I really need to be able to change the compression level. We never have enough storage (and it doesn't look like we will ever have enough storage as I fill it up as soon as it is available) so compressing it heavily on ingestion is a high priority for us. From my perusal of the code, the compression level is hard coded at a fairly low value. We need that knob to be exposed so I can set it higher.
I really want/need zstd support for the same reasons. Zstd + compression level would allow me to perform tradeoffs on the compression speed vs size continuum much better than any other codec I've worked with. Further, Zstd is asymmetric; compression may be slow but decompression fast (and only mildly proportional to the compression level). This would allow us to ingest and heavily compress into the data lake while not sacrificing query speed by much if any. Under the theory that queries will be more frequent than ingestion, being able to use zstd with a high compression level would be a huge win.

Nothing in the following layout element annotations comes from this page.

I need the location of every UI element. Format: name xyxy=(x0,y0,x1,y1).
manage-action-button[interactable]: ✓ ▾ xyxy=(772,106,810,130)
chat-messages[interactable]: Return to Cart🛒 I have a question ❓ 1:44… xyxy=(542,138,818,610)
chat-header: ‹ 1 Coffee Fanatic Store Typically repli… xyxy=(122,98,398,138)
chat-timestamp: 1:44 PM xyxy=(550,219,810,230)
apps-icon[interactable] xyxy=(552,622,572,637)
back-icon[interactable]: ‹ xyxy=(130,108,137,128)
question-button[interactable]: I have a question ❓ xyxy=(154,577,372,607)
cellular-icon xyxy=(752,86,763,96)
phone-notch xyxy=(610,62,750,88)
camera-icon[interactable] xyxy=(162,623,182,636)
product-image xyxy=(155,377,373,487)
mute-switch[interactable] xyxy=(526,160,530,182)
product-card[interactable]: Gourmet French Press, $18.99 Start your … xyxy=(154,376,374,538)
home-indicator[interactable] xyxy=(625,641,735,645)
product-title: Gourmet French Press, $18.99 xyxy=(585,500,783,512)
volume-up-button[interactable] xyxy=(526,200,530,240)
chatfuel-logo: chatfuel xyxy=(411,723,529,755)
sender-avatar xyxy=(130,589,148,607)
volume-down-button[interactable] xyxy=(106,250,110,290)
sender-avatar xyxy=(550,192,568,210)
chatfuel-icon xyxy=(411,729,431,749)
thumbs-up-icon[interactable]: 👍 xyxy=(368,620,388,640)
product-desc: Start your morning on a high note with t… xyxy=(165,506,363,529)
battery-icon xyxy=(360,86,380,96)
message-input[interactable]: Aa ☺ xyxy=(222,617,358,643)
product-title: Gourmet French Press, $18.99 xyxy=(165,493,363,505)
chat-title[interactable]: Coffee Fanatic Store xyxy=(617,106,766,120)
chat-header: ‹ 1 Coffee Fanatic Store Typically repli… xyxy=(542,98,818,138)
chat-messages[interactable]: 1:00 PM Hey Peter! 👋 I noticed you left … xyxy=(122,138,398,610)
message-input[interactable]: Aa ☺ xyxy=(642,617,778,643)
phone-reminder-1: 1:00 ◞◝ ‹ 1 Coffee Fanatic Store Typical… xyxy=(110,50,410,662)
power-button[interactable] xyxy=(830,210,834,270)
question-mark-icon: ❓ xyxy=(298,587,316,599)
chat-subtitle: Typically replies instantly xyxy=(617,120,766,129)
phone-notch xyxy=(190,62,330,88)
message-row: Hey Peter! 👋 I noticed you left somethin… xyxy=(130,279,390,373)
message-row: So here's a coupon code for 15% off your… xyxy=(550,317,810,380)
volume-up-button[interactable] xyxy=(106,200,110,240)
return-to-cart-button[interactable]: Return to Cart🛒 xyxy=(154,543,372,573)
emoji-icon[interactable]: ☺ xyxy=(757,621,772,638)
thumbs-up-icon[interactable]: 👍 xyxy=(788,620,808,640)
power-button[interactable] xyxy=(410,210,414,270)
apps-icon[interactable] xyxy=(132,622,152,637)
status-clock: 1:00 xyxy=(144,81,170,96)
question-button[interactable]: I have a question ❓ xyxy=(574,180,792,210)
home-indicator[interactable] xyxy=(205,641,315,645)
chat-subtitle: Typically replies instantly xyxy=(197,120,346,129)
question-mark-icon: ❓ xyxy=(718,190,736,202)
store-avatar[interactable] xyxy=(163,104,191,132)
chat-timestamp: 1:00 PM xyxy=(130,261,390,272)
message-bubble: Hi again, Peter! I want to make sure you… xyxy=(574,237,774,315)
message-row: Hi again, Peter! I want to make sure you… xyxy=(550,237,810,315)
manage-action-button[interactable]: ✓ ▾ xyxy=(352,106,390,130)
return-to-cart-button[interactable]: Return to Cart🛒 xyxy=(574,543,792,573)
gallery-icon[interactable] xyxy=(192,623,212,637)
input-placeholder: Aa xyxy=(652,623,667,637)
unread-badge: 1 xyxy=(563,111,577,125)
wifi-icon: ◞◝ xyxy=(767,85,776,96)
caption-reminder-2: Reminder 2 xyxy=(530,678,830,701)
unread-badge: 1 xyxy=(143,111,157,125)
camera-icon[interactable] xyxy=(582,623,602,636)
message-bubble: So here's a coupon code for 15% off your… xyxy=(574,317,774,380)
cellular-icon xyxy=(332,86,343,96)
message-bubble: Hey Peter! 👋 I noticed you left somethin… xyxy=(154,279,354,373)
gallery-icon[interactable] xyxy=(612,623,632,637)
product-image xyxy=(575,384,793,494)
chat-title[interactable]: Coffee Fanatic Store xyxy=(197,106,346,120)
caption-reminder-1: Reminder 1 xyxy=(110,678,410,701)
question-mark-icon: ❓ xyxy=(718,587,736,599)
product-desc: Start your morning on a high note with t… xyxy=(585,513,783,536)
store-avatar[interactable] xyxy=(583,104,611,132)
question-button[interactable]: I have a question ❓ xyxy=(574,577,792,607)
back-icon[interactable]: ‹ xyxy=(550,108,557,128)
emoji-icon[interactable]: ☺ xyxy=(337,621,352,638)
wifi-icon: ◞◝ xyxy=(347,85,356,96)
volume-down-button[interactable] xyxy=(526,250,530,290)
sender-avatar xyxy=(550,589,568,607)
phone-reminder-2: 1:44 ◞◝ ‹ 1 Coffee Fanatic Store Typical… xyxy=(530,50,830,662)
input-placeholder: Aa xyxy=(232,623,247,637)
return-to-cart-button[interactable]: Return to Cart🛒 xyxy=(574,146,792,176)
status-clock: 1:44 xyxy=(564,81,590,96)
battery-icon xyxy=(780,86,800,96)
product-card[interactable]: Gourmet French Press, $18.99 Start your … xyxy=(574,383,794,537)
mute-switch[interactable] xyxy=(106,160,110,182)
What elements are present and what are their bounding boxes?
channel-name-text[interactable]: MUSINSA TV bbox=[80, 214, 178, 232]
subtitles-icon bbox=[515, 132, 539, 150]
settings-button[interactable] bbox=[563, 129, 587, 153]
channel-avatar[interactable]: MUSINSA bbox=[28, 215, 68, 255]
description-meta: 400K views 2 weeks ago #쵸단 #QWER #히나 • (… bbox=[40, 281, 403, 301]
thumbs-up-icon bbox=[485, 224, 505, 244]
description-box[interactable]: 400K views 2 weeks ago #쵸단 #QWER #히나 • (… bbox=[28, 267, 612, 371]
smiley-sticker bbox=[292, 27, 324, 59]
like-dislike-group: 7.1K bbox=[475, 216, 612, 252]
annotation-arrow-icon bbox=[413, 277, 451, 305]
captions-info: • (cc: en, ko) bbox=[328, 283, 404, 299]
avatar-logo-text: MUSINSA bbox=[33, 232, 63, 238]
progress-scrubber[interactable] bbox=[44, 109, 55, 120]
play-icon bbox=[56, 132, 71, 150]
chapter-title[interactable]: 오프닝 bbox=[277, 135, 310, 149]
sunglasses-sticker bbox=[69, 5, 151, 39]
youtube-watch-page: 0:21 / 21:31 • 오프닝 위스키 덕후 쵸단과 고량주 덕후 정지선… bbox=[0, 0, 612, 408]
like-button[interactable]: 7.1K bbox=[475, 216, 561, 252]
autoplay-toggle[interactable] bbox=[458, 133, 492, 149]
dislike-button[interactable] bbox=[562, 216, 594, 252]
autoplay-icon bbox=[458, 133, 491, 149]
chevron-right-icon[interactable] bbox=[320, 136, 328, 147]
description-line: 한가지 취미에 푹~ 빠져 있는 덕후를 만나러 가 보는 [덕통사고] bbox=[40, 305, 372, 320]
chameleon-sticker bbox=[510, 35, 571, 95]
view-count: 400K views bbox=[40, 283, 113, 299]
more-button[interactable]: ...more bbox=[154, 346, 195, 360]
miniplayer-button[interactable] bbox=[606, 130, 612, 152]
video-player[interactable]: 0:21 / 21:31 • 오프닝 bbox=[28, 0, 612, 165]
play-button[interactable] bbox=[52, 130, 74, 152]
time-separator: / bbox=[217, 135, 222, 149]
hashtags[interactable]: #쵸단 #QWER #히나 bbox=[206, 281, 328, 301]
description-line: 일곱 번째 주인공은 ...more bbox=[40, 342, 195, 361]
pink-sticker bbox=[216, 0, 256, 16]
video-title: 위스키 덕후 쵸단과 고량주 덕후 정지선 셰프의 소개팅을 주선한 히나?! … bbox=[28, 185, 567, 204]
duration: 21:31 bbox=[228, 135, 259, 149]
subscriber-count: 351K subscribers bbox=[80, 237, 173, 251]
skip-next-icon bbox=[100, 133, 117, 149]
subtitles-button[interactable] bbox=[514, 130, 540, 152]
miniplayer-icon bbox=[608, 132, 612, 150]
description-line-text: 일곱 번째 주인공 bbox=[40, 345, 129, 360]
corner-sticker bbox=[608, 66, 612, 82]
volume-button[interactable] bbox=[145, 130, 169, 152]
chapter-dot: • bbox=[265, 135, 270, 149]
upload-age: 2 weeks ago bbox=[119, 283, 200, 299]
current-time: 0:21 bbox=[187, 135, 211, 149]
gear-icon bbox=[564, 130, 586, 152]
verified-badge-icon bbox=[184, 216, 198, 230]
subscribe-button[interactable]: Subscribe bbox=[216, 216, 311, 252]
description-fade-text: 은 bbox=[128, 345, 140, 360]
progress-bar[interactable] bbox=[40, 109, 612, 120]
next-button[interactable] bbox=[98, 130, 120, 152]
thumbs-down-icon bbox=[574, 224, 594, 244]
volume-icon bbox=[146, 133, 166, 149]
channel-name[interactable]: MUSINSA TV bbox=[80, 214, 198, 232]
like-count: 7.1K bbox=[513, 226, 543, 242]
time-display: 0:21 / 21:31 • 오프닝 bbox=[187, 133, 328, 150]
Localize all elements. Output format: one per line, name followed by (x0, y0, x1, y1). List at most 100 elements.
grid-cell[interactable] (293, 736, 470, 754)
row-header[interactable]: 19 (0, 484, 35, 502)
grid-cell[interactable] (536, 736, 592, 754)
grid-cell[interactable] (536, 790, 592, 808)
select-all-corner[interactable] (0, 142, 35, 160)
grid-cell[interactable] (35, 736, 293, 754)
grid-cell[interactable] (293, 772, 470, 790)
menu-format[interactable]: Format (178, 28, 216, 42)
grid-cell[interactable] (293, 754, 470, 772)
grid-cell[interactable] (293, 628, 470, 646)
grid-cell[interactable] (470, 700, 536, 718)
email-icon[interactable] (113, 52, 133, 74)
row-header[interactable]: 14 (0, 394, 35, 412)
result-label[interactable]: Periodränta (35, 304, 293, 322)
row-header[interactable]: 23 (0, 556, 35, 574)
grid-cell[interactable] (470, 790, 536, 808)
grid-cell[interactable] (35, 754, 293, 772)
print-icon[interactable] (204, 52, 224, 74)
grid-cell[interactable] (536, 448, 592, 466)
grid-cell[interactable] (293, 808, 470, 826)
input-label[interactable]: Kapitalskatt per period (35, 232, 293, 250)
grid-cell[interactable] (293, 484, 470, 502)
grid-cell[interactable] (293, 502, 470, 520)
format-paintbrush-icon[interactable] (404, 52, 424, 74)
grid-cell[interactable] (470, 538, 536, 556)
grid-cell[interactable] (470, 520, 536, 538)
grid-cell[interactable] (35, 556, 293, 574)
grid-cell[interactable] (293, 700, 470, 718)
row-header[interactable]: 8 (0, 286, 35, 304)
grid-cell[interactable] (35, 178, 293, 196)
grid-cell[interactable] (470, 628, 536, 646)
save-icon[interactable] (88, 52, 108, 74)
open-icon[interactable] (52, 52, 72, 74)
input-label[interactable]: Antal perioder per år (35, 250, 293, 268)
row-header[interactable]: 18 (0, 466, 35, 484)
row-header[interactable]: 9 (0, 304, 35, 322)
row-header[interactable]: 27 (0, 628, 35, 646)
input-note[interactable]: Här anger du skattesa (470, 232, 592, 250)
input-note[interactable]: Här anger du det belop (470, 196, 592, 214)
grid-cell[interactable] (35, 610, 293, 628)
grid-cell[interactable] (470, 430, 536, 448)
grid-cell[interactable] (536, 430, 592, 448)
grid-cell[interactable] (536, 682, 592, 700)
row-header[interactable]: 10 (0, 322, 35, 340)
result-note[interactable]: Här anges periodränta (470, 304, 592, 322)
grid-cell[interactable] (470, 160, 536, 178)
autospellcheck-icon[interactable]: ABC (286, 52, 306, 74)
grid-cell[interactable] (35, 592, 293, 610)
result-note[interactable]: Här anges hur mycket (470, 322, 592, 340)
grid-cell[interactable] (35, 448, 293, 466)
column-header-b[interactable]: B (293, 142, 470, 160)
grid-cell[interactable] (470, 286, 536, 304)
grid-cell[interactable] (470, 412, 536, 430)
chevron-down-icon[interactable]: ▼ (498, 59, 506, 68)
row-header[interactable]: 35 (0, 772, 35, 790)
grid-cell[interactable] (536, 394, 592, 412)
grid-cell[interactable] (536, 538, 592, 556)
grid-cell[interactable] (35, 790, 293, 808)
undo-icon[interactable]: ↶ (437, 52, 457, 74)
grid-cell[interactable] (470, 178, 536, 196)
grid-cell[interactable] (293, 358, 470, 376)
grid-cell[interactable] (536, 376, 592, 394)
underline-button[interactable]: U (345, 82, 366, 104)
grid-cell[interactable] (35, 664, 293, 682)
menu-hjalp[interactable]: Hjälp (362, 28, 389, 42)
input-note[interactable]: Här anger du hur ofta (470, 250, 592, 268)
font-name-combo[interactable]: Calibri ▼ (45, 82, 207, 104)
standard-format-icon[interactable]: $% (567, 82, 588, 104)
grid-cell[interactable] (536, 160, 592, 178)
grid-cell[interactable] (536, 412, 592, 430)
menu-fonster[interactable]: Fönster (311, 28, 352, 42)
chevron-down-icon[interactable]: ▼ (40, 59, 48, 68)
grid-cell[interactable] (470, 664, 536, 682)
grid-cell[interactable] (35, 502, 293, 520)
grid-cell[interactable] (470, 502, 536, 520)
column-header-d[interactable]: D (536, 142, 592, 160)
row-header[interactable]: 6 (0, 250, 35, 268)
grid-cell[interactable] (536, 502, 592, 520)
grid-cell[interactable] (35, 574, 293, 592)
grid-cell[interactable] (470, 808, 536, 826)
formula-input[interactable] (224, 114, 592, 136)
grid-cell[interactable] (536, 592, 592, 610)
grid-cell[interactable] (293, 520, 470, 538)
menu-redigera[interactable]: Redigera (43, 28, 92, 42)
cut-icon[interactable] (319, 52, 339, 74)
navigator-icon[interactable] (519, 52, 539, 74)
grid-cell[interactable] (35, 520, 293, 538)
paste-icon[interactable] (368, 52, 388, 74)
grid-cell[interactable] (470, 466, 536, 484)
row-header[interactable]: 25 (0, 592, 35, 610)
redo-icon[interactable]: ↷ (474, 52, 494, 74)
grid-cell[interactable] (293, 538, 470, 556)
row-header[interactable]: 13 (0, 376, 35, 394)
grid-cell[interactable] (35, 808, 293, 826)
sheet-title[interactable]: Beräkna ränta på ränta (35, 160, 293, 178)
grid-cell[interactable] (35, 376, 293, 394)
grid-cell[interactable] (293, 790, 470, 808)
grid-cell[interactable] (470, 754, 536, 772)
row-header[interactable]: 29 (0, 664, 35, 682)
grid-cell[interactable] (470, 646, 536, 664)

I started to look at adding both features to the code but realized that it would require some refactoring before being able to add them elegantly. We are under enough pressure that it was deemed more advisable to compress the Zeek JSON logs as is (using zstd -14) than spend time adding those features to the code. It has been a while since I looked at it but one of the directions (compress or decompress) looked fairly straight forward to do but the other would require refactoring to modularize the code before being able to add a new codec.
In my opinion, the possibility of compression is a very useful feature. Currently, when importing a 2GB csv file, the imported file is about 1GB or more. If the compression level is increased, the file size will be much smaller.
But maybe the search time and CPU pressure will increase. But less memory is consumed
If it is possible for the user to choose whether he needs more processing speed, lower the compression level, but if storage space is the user's priority, increase the compression level.
Thank you for your efforts to develop this tool